Mammalian transduction of the hERG baculovirus is straightforward and quite tolerant of changes in protocol parameters. For example, we recently transduced hERG–BacMam by adding virus directly to adherent cells in complete medium and incubating overnight at 37 °C. There was no appreciable difference in signal-to-basal ratio or EC50
between 4 h room temperature transduction in PBS and overnight transduction in complete medium at 37 °C (data not shown). In addition, the manufacturer’s protocol recommends trying BacMam enhancer to see whether it helps with expression of the gene of interest. In the case of U-2 OS cells expressing hERG, enhancer had no benefit on expression (data not shown). Recently there have been reports that expression of hERG and clinically relevant mutant constructs of hERG exhibit increased expression (via translocation to the plasma membrane) when grown at decreased temperatures [35
]. We have not observed increased expression when cells were transduced and grown overnight at 32 °C (data not shown). A limitation in this study was that two different cell types were used in the thallium flux assay and patch clamp experiment. Although a good IC50
correlation of the 10 known hERG inhibitors was observed, it would be of interest to test these compounds using the same cell lines in the thallium flux assay and patch clamp experiment.
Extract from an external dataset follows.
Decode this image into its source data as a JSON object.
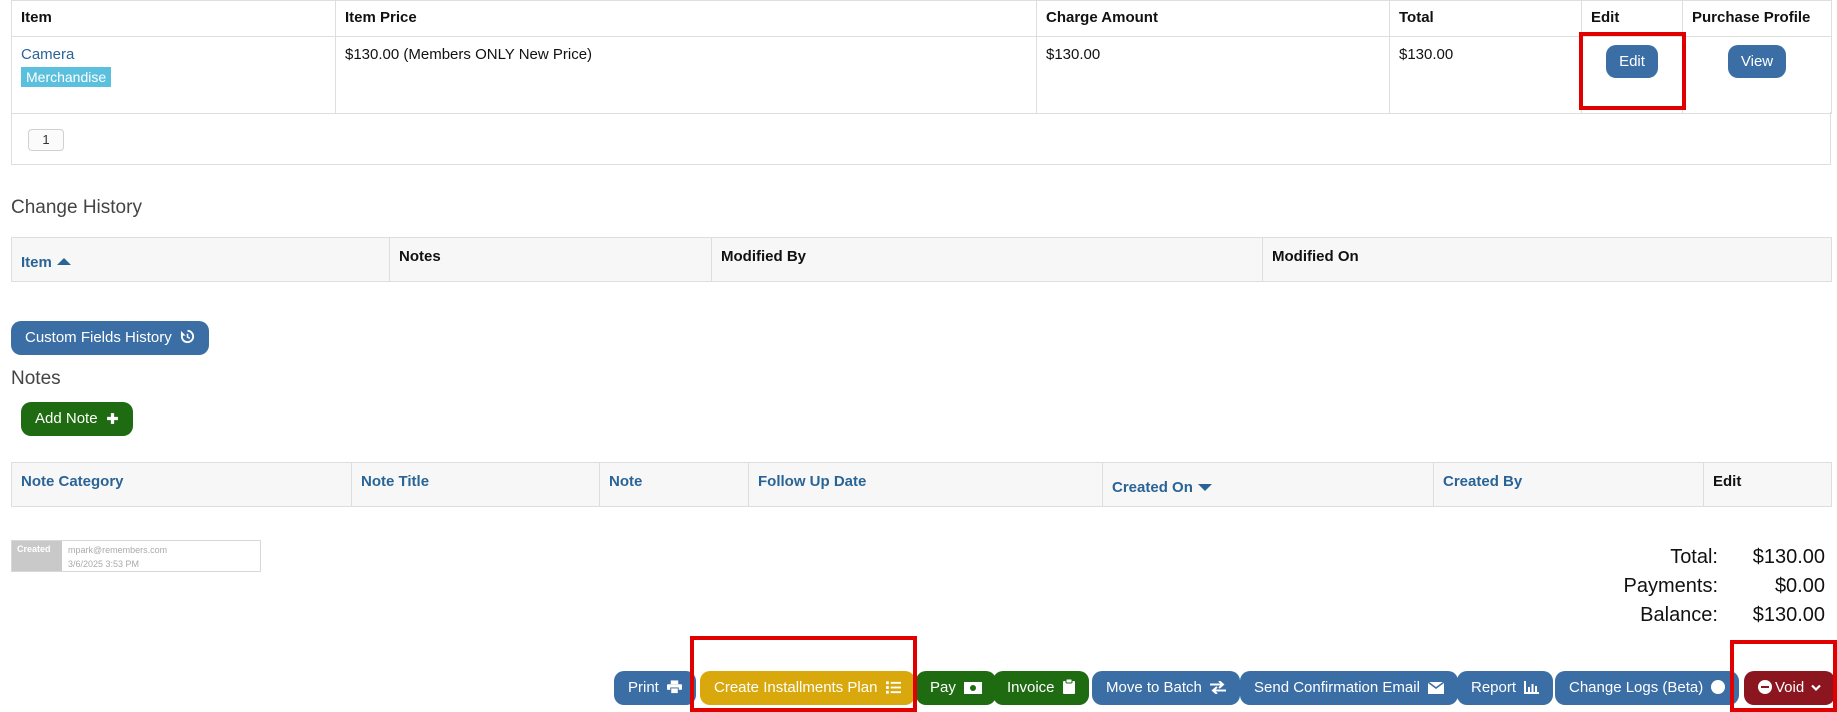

The application of fluorescence quenching agents has been reported for reducing the fluorescence background in other cell-based assays. Crystal violet and trypan blue were originally used as quenching dyes to reduce the extracellular fluorescence background while measuring the intracellular internalized vesicles [41
]. This quenching method was also used in flow cytometry studies to reduce the cellular autofluorescence background [43
]. Recently, the quenching method was used in conjunction with fluorescent calcium dye assays to mask the extracellular fluorescence while the intracellular fluorescence signal is recorded [44
]. We applied Red 40 as a quenching agent in the FluxOR dye-based thallium flux assay to suppress the extracellular fluorescence while the intracellular fluorescence signal is measured for hERG channel activity. We found that Red 40 has broad absorbance spectra for green and blue fluorescence and can completely inhibit the fluorescence intensity emitted from extracellular FluxOR dye. Thus, the addition of the fluorescence quenching agent Red 40 allows the homogeneous measurement of the thallium flux into cells without a cell wash step. This new homogeneous thallium flux assay is robust and has been miniaturized to a 1536-well plate format for HTS.
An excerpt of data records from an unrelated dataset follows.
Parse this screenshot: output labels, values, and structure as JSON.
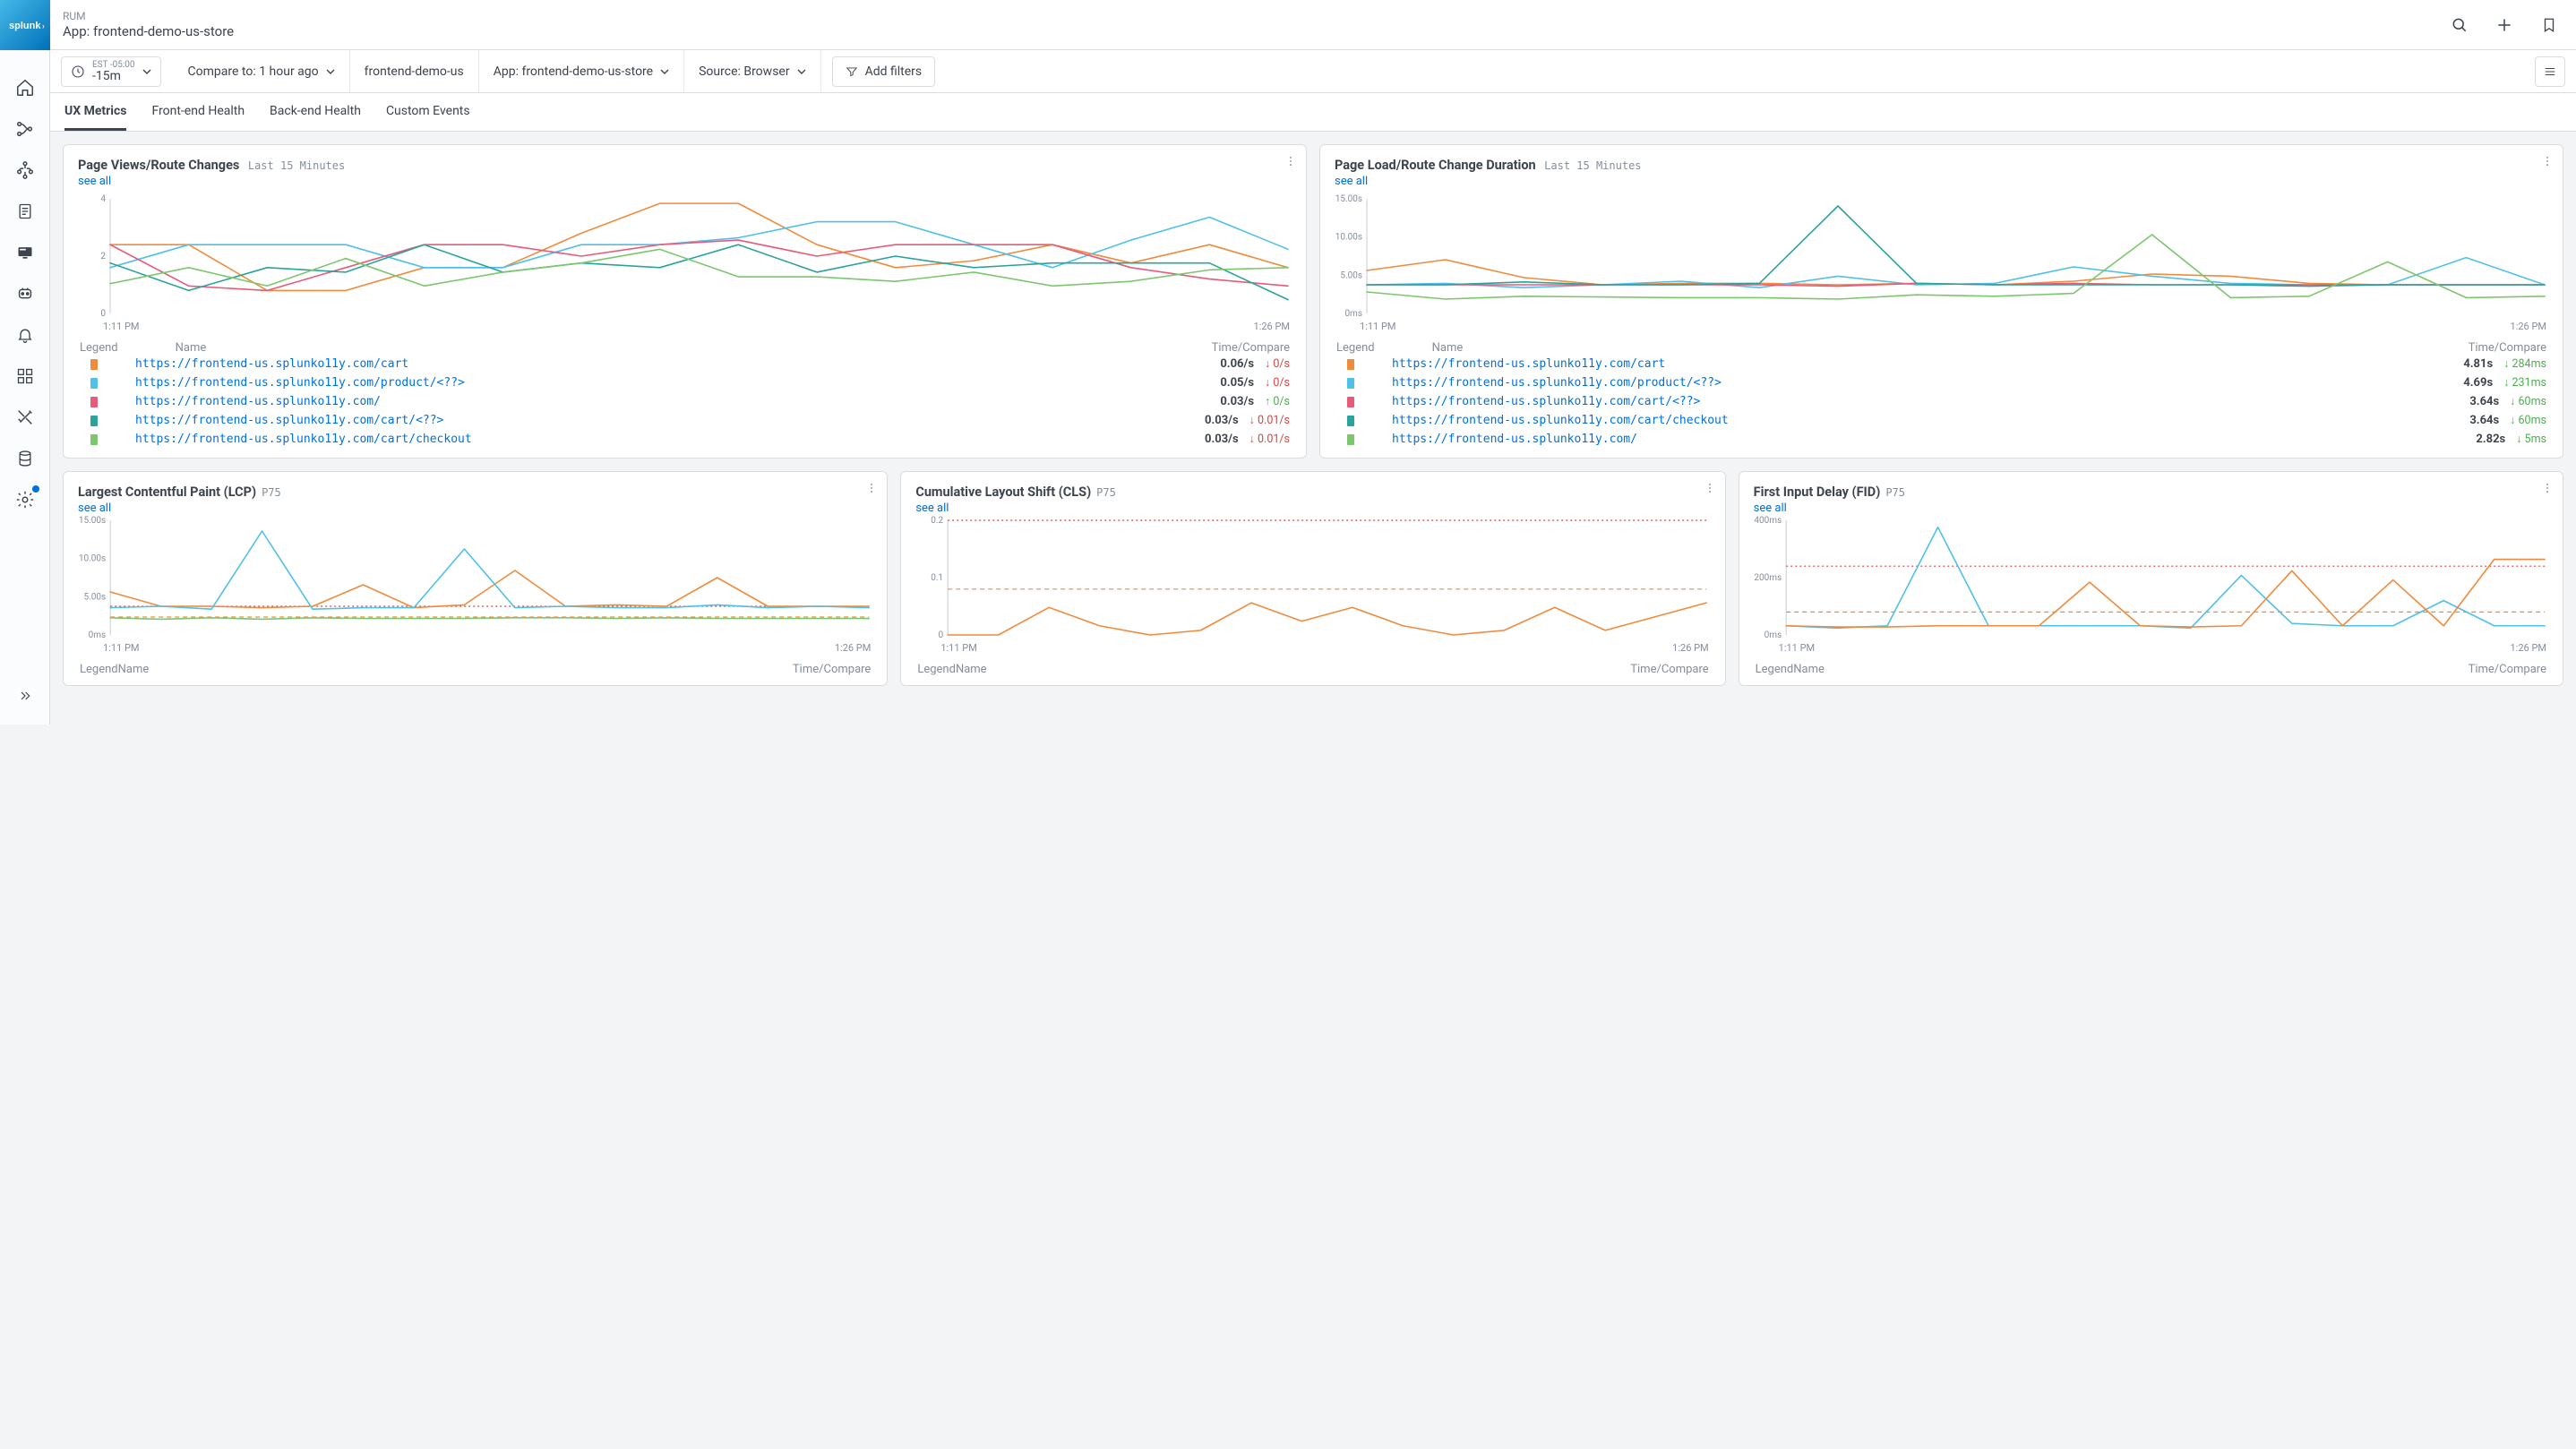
{
  "header": {
    "product": "RUM",
    "title": "App: frontend-demo-us-store"
  },
  "filters": {
    "time_tz": "EST -05:00",
    "time_range": "-15m",
    "compare": "Compare to: 1 hour ago",
    "fe": "frontend-demo-us",
    "app": "App: frontend-demo-us-store",
    "source": "Source: Browser",
    "add_filters": "Add filters"
  },
  "tabs": [
    "UX Metrics",
    "Front-end Health",
    "Back-end Health",
    "Custom Events"
  ],
  "active_tab": 0,
  "legend_headers": {
    "legend": "Legend",
    "name": "Name",
    "time": "Time/Compare"
  },
  "small_legend_labels": {
    "legend": "Legend",
    "name": "Name",
    "time": "Time/Compare"
  },
  "colors": {
    "orange": "#f08a3c",
    "cyan": "#4fc0e8",
    "pink": "#e85a7a",
    "teal": "#2aa39c",
    "green": "#7cc66d"
  },
  "cards": {
    "pv": {
      "title": "Page Views/Route Changes",
      "sub": "Last 15 Minutes",
      "see_all": "see all",
      "time_start": "1:11 PM",
      "time_end": "1:26 PM",
      "yticks": [
        "0",
        "2",
        "4"
      ],
      "rows": [
        {
          "c": "orange",
          "name": "https://frontend-us.splunko11y.com/cart",
          "val": "0.06/s",
          "dir": "down",
          "delta": "0/s"
        },
        {
          "c": "cyan",
          "name": "https://frontend-us.splunko11y.com/product/<??>",
          "val": "0.05/s",
          "dir": "down",
          "delta": "0/s"
        },
        {
          "c": "pink",
          "name": "https://frontend-us.splunko11y.com/",
          "val": "0.03/s",
          "dir": "up",
          "delta": "0/s"
        },
        {
          "c": "teal",
          "name": "https://frontend-us.splunko11y.com/cart/<??>",
          "val": "0.03/s",
          "dir": "down",
          "delta": "0.01/s"
        },
        {
          "c": "green",
          "name": "https://frontend-us.splunko11y.com/cart/checkout",
          "val": "0.03/s",
          "dir": "down",
          "delta": "0.01/s"
        }
      ]
    },
    "dur": {
      "title": "Page Load/Route Change Duration",
      "sub": "Last 15 Minutes",
      "see_all": "see all",
      "time_start": "1:11 PM",
      "time_end": "1:26 PM",
      "yticks": [
        "0ms",
        "5.00s",
        "10.00s",
        "15.00s"
      ],
      "rows": [
        {
          "c": "orange",
          "name": "https://frontend-us.splunko11y.com/cart",
          "val": "4.81s",
          "dir": "good",
          "delta": "284ms"
        },
        {
          "c": "cyan",
          "name": "https://frontend-us.splunko11y.com/product/<??>",
          "val": "4.69s",
          "dir": "good",
          "delta": "231ms"
        },
        {
          "c": "pink",
          "name": "https://frontend-us.splunko11y.com/cart/<??>",
          "val": "3.64s",
          "dir": "good",
          "delta": "60ms"
        },
        {
          "c": "teal",
          "name": "https://frontend-us.splunko11y.com/cart/checkout",
          "val": "3.64s",
          "dir": "good",
          "delta": "60ms"
        },
        {
          "c": "green",
          "name": "https://frontend-us.splunko11y.com/",
          "val": "2.82s",
          "dir": "good",
          "delta": "5ms"
        }
      ]
    },
    "lcp": {
      "title": "Largest Contentful Paint (LCP)",
      "sub": "P75",
      "see_all": "see all",
      "time_start": "1:11 PM",
      "time_end": "1:26 PM",
      "yticks": [
        "0ms",
        "5.00s",
        "10.00s",
        "15.00s"
      ]
    },
    "cls": {
      "title": "Cumulative Layout Shift (CLS)",
      "sub": "P75",
      "see_all": "see all",
      "time_start": "1:11 PM",
      "time_end": "1:26 PM",
      "yticks": [
        "0",
        "0.1",
        "0.2"
      ]
    },
    "fid": {
      "title": "First Input Delay (FID)",
      "sub": "P75",
      "see_all": "see all",
      "time_start": "1:11 PM",
      "time_end": "1:26 PM",
      "yticks": [
        "0ms",
        "200ms",
        "400ms"
      ]
    }
  },
  "chart_data": [
    {
      "id": "pv",
      "type": "line",
      "title": "Page Views/Route Changes",
      "xlabel": "",
      "ylabel": "",
      "ylim": [
        0,
        5
      ],
      "x_range": [
        "1:11 PM",
        "1:26 PM"
      ],
      "x": [
        0,
        1,
        2,
        3,
        4,
        5,
        6,
        7,
        8,
        9,
        10,
        11,
        12,
        13,
        14,
        15
      ],
      "series": [
        {
          "name": "cart",
          "color": "orange",
          "values": [
            3,
            3,
            1,
            1,
            2,
            2,
            3.5,
            4.8,
            4.8,
            3,
            2,
            2.3,
            3,
            2.2,
            3,
            2
          ]
        },
        {
          "name": "product",
          "color": "cyan",
          "values": [
            2,
            3,
            3,
            3,
            2,
            2,
            3,
            3,
            3.3,
            4,
            4,
            3,
            2,
            3.2,
            4.2,
            2.8
          ]
        },
        {
          "name": "root",
          "color": "pink",
          "values": [
            3,
            1.2,
            1,
            2,
            3,
            3,
            2.5,
            3,
            3.2,
            2.5,
            3,
            3,
            3,
            2,
            1.5,
            1.2
          ]
        },
        {
          "name": "cart-dyn",
          "color": "teal",
          "values": [
            2.2,
            1,
            2,
            1.8,
            3,
            1.8,
            2.2,
            2,
            3,
            1.8,
            2.5,
            2,
            2.2,
            2.2,
            2.2,
            0.6
          ]
        },
        {
          "name": "checkout",
          "color": "green",
          "values": [
            1.3,
            2,
            1.2,
            2.4,
            1.2,
            1.8,
            2.2,
            2.8,
            1.6,
            1.6,
            1.4,
            1.8,
            1.2,
            1.4,
            1.9,
            2
          ]
        }
      ]
    },
    {
      "id": "dur",
      "type": "line",
      "title": "Page Load/Route Change Duration",
      "ylim": [
        0,
        16
      ],
      "x_range": [
        "1:11 PM",
        "1:26 PM"
      ],
      "x": [
        0,
        1,
        2,
        3,
        4,
        5,
        6,
        7,
        8,
        9,
        10,
        11,
        12,
        13,
        14,
        15
      ],
      "series": [
        {
          "name": "cart",
          "color": "orange",
          "values": [
            6,
            7.5,
            5,
            4,
            4.2,
            4.2,
            4,
            4.2,
            4,
            4.5,
            5.5,
            5.2,
            4.2,
            4,
            4,
            4
          ]
        },
        {
          "name": "product",
          "color": "cyan",
          "values": [
            4,
            4.2,
            3.6,
            4,
            4.5,
            3.6,
            5.2,
            4,
            4.2,
            6.5,
            5.2,
            4.2,
            4,
            4,
            7.8,
            4
          ]
        },
        {
          "name": "cart-dyn",
          "color": "pink",
          "values": [
            4,
            4,
            4,
            4,
            4,
            4,
            3.8,
            4.2,
            4,
            4.2,
            4,
            4,
            4,
            4,
            4,
            4
          ]
        },
        {
          "name": "checkout",
          "color": "teal",
          "values": [
            4,
            4,
            4.4,
            4,
            4,
            4.2,
            15,
            4.2,
            4,
            4,
            4,
            4,
            3.8,
            4,
            4,
            4
          ]
        },
        {
          "name": "root",
          "color": "green",
          "values": [
            3,
            2,
            2.4,
            2.3,
            2.2,
            2.2,
            2,
            2.6,
            2.4,
            2.8,
            11,
            2.2,
            2.4,
            7.2,
            2.2,
            2.4
          ]
        }
      ]
    },
    {
      "id": "lcp",
      "type": "line",
      "title": "Largest Contentful Paint (LCP) P75",
      "ylim": [
        0,
        16
      ],
      "x_range": [
        "1:11 PM",
        "1:26 PM"
      ],
      "x": [
        0,
        1,
        2,
        3,
        4,
        5,
        6,
        7,
        8,
        9,
        10,
        11,
        12,
        13,
        14,
        15
      ],
      "thresholds": [
        {
          "value": 2.5,
          "style": "dashed",
          "color": "#f08a3c"
        },
        {
          "value": 4,
          "style": "dotted",
          "color": "#d64545"
        }
      ],
      "series": [
        {
          "name": "a",
          "color": "orange",
          "values": [
            6,
            4,
            4,
            3.8,
            4,
            7,
            3.8,
            4.2,
            9,
            4,
            4.2,
            4,
            8,
            4,
            4,
            4
          ]
        },
        {
          "name": "b",
          "color": "cyan",
          "values": [
            3.8,
            4,
            3.6,
            14.5,
            3.6,
            3.8,
            3.8,
            12,
            3.8,
            4,
            3.8,
            3.8,
            4.2,
            3.8,
            4,
            3.8
          ]
        },
        {
          "name": "c",
          "color": "green",
          "values": [
            2.4,
            2.2,
            2.4,
            2.2,
            2.4,
            2.3,
            2.3,
            2.3,
            2.4,
            2.4,
            2.3,
            2.4,
            2.3,
            2.3,
            2.3,
            2.3
          ]
        }
      ]
    },
    {
      "id": "cls",
      "type": "line",
      "title": "Cumulative Layout Shift (CLS) P75",
      "ylim": [
        0,
        0.25
      ],
      "x_range": [
        "1:11 PM",
        "1:26 PM"
      ],
      "x": [
        0,
        1,
        2,
        3,
        4,
        5,
        6,
        7,
        8,
        9,
        10,
        11,
        12,
        13,
        14,
        15
      ],
      "thresholds": [
        {
          "value": 0.1,
          "style": "dashed",
          "color": "#f08a3c"
        },
        {
          "value": 0.25,
          "style": "dotted",
          "color": "#d64545"
        }
      ],
      "series": [
        {
          "name": "a",
          "color": "orange",
          "values": [
            0,
            0,
            0.06,
            0.02,
            0,
            0.01,
            0.07,
            0.03,
            0.06,
            0.02,
            0,
            0.01,
            0.06,
            0.01,
            0.04,
            0.07
          ]
        }
      ]
    },
    {
      "id": "fid",
      "type": "line",
      "title": "First Input Delay (FID) P75",
      "ylim": [
        0,
        500
      ],
      "x_range": [
        "1:11 PM",
        "1:26 PM"
      ],
      "x": [
        0,
        1,
        2,
        3,
        4,
        5,
        6,
        7,
        8,
        9,
        10,
        11,
        12,
        13,
        14,
        15
      ],
      "thresholds": [
        {
          "value": 100,
          "style": "dashed",
          "color": "#f08a3c"
        },
        {
          "value": 300,
          "style": "dotted",
          "color": "#d64545"
        }
      ],
      "series": [
        {
          "name": "a",
          "color": "cyan",
          "values": [
            40,
            30,
            40,
            470,
            40,
            40,
            40,
            40,
            30,
            260,
            50,
            40,
            40,
            150,
            40,
            40
          ]
        },
        {
          "name": "b",
          "color": "orange",
          "values": [
            40,
            35,
            35,
            40,
            40,
            40,
            230,
            40,
            35,
            40,
            280,
            40,
            240,
            40,
            330,
            330
          ]
        }
      ]
    }
  ]
}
In summary, we have developed a homogeneous thallium flux assay in a 1536-well plate format for assessment of compound activity on the hERG channel based on the commercially available FluxOR assay and the addition of a fluorescence quenching dye, Red 40, in assay buffer. The IC50 values of ten known hERG inhibitors from this assay correlated well with those determined in the patch clamp assay. Therefore, this thallium flux assay can be used as a valid functional assay to profile the hERG channel activity of large compound collections. In addition, this assay can be used for other potassium channels in the HTS campaign to identify the lead compounds and generate structure–activity relationship profiles for compounds in safety screens.